At closing, GrafTech Finance borrowed $1.5 billion under the term loan facility.

Interest will be Libor plus 350 basis points on the term loans and Libor plus 375 bps on the revolver.

The term loan proceeds were used to repay all of the debt under an amended credit agreement dated Feb. 27, 2015 with JPMorgan Chase Bank, NA as administrative agent.

Proceeds also will be used to redeem GrafTech’s outstanding 6 3/8% senior notes due 2020 issued on Nov. 20, 2012 at a redemption price of 101.594% of par plus accrued interest to the redemption date.

The company said it would also use proceeds to pay a dividend with any remainder slated for general corporate purposes.

Repayments under the term loans are equal to 5% per year of the original principal amount in equal quarterly installments for the life of the term loans, with the remainder due at maturity.

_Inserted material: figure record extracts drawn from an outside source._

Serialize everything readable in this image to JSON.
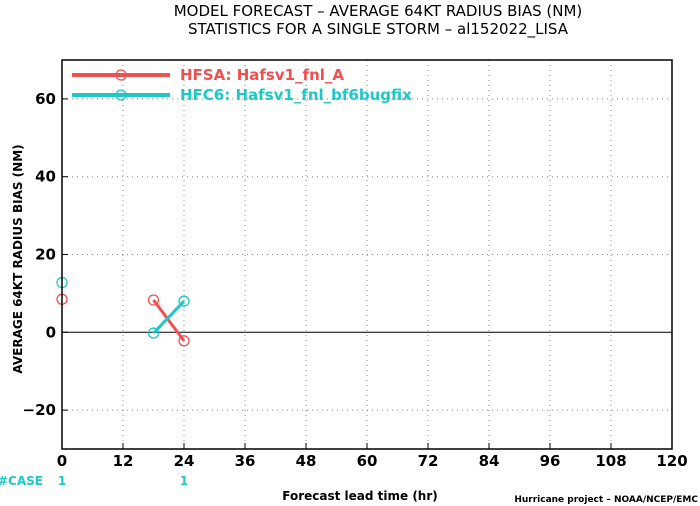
{
  "title_line1": "MODEL FORECAST – AVERAGE 64KT RADIUS BIAS (NM)",
  "title_line2": "STATISTICS FOR A SINGLE STORM – al152022_LISA",
  "credit": "Hurricane project – NOAA/NCEP/EMC",
  "case_label": "#CASE",
  "case_counts": [
    {
      "x": 0,
      "label": "1"
    },
    {
      "x": 24,
      "label": "1"
    }
  ],
  "colors": {
    "hfsa": "#f05050",
    "hfc6": "#1fc8c8",
    "zero_line": "#000000",
    "grid": "#888888"
  },
  "chart_data": {
    "type": "line",
    "title": "MODEL FORECAST – AVERAGE 64KT RADIUS BIAS (NM)",
    "subtitle": "STATISTICS FOR A SINGLE STORM – al152022_LISA",
    "xlabel": "Forecast lead time (hr)",
    "ylabel": "AVERAGE 64KT RADIUS BIAS (NM)",
    "xlim": [
      0,
      120
    ],
    "ylim": [
      -30,
      70
    ],
    "xticks": [
      0,
      12,
      24,
      36,
      48,
      60,
      72,
      84,
      96,
      108,
      120
    ],
    "xtick_labels": [
      "0",
      "12",
      "24",
      "36",
      "48",
      "60",
      "72",
      "84",
      "96",
      "108",
      "120"
    ],
    "yticks": [
      -20,
      0,
      20,
      40,
      60
    ],
    "ytick_labels": [
      "−20",
      "0",
      "20",
      "40",
      "60"
    ],
    "grid": true,
    "legend_position": "top-left",
    "series": [
      {
        "name": "HFSA: Hafsv1_fnl_A",
        "color": "#f05050",
        "points": [
          {
            "x": 0,
            "y": 8.5,
            "connected": false
          },
          {
            "x": 18,
            "y": 8.3,
            "connected": true
          },
          {
            "x": 24,
            "y": -2.2,
            "connected": true
          }
        ]
      },
      {
        "name": "HFC6: Hafsv1_fnl_bf6bugfix",
        "color": "#1fc8c8",
        "points": [
          {
            "x": 0,
            "y": 12.8,
            "connected": false
          },
          {
            "x": 18,
            "y": -0.2,
            "connected": true
          },
          {
            "x": 24,
            "y": 8.0,
            "connected": true
          }
        ]
      }
    ]
  }
}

The co-borrowers are permitted to make voluntary prepayments at any time without premium or penalty, except in the case of prepayments made for repricing transactions for the term loans within 12 months of closing, for which a 1% prepayment premium applies.

GrafTech Finance is required to make prepayments under the term loans without a premium with net cash proceeds from non-ordinary course asset sales and, beginning with the company’s fiscal year ending Dec. 31, 2019, 75% of excess cash flow, subject to step-downs to 50% and 0% of excess cash flow based on achievement of a senior secured first-lien net leverage ratio greater than 1.25 times but less or equal or 1.75 times and less than or equal to 1.25 times, respectively.

The term loans mature on Feb. 12, 2025 and the revolving credit facility matures on Feb. 12, 2023.

The credit agreement includes a financial covenant that requires the company to maintain a maximum senior secured first-lien net leverage ratio of 4 times when the aggregate principal amount of borrowings under the revolver and outstanding letters of credit (except for undrawn letters of credit equal to or less than $35 million), taken together, exceed 35% of the total amount of commitments under the revolver.

Based in Independence, Ohio, GrafTech manufactures graphite materials for customers in the steel manufacturing, advanced energy and electronics industries.